Combine home grown talent and superstars 

Proof that lesser teams do actually win can be encapsulated in just three words: Iceland and Wales.

What turned these two country’s teams into winning machines at this year’s Euro2016 European Championships in France is their teamwork. They have played remarkably well as a result of playing as a team rather than as individual star players.

Unlike some of the bigger teams – in which we can undoubtedly include England – there is plenty of proof that a bunch of well-paid stars does not necessarily lead to success on the pitch. Where there is too much focus on individuals it can be detrimental to the overall result.

The Welsh Team France Euro 2016

Wales v Andorra – UEFA EURO 2016 Qualifier. Source Getty Images

Recruit stars with specialist skills that compliment

We have seen Iceland, Wales and also Leicester – with its miraculous Premiership win this year – provide growing evidence that teamwork can win out over star players. Often teams that have this team ethic are built around a core of home-grown players.

Many start-up retailers in the fashion retail sector have achieved success from constant development of their original teams. However, as in football, long term success is only likely to be possible through complementing this home grown talent with external star players who can bring specialist skills to the team and inject it with game-changing flourishes.
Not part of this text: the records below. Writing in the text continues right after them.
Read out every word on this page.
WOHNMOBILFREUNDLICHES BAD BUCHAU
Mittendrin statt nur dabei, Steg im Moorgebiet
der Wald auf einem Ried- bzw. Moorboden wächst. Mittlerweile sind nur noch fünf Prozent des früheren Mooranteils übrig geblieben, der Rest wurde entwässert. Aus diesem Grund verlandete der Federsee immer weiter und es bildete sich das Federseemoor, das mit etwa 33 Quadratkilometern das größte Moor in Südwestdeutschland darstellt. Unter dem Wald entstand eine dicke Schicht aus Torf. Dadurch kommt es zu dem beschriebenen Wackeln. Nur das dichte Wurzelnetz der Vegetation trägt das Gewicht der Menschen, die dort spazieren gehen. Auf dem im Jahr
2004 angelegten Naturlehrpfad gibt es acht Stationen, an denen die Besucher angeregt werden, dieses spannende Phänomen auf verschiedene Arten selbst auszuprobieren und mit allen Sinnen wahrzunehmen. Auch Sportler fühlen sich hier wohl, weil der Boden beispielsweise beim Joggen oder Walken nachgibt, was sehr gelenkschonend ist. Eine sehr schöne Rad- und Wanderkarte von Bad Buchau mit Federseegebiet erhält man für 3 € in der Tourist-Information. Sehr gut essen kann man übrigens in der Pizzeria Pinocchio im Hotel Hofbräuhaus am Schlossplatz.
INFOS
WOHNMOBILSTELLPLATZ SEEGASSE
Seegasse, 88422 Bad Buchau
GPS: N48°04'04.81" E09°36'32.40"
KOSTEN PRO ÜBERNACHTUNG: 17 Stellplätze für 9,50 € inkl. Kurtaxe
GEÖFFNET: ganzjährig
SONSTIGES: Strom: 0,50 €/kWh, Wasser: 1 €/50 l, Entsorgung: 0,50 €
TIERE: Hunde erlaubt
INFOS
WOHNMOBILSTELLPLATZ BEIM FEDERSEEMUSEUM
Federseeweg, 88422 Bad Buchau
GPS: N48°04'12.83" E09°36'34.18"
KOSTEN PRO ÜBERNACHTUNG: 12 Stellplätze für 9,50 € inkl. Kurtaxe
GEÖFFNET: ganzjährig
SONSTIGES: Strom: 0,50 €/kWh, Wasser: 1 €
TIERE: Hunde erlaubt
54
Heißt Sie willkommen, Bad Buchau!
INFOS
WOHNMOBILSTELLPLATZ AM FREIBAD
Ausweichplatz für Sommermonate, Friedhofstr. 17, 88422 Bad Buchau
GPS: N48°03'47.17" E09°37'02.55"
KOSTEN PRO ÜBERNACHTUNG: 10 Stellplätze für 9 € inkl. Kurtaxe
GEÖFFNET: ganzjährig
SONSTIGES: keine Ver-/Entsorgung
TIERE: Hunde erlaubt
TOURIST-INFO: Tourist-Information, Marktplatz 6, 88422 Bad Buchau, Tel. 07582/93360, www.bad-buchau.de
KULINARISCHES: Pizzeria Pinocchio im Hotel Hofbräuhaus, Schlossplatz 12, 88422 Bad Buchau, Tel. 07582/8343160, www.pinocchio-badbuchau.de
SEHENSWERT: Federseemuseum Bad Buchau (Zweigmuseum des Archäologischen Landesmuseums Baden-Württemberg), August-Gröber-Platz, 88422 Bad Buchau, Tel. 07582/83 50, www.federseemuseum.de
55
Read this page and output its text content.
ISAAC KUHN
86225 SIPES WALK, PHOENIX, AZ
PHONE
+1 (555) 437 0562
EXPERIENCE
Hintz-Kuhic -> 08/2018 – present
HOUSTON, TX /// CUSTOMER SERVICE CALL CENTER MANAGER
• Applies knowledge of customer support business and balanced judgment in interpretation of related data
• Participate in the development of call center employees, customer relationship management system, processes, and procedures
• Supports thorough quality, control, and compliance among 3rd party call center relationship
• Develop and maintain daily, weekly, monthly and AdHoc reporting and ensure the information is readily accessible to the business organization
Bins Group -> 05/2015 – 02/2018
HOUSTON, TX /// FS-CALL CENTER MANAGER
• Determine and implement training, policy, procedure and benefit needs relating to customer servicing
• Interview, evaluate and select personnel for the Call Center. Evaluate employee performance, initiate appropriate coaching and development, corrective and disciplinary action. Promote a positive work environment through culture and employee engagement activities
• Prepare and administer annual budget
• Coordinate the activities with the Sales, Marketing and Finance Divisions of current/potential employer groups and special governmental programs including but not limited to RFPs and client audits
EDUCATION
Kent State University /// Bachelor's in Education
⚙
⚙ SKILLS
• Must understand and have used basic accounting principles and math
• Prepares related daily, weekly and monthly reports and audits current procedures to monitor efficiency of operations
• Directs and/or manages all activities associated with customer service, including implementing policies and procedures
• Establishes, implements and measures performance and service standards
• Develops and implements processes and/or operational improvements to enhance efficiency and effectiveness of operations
As digital takes hold, the need for HR Directors and hiring directors to recruit stars with specialist skills has grown in importance. The days of individuals being able to work in every department of a digitally-driven retailer are over. The reality is that the star striker is unlikely to be particularly adept at goalkeeping or even performing to a decent standard in defensive positions.

Bringing in talisman-like star figures undoubtedly also has a halo-effect on the rest of the team. There is little doubt that a superstar like Welshman Gareth Bale helps raise the standards of all the other players around them.

At club level these talented superstars are often brought in from overseas. And with them comes a different set of skill sets and capabilities, which can add an extra dimension to a team.

For retailers and consumer businesses this equates to bringing in talent not only from other countries but also from different industries beyond retail. It will be interesting to see how the outcome of the EU referendum will affect this talent pipeline.

The road to success on the pitch is all about building a team that encompasses home grown talent with a sprinkling of superstars and it is exactly this same template that should be applied to retail businesses.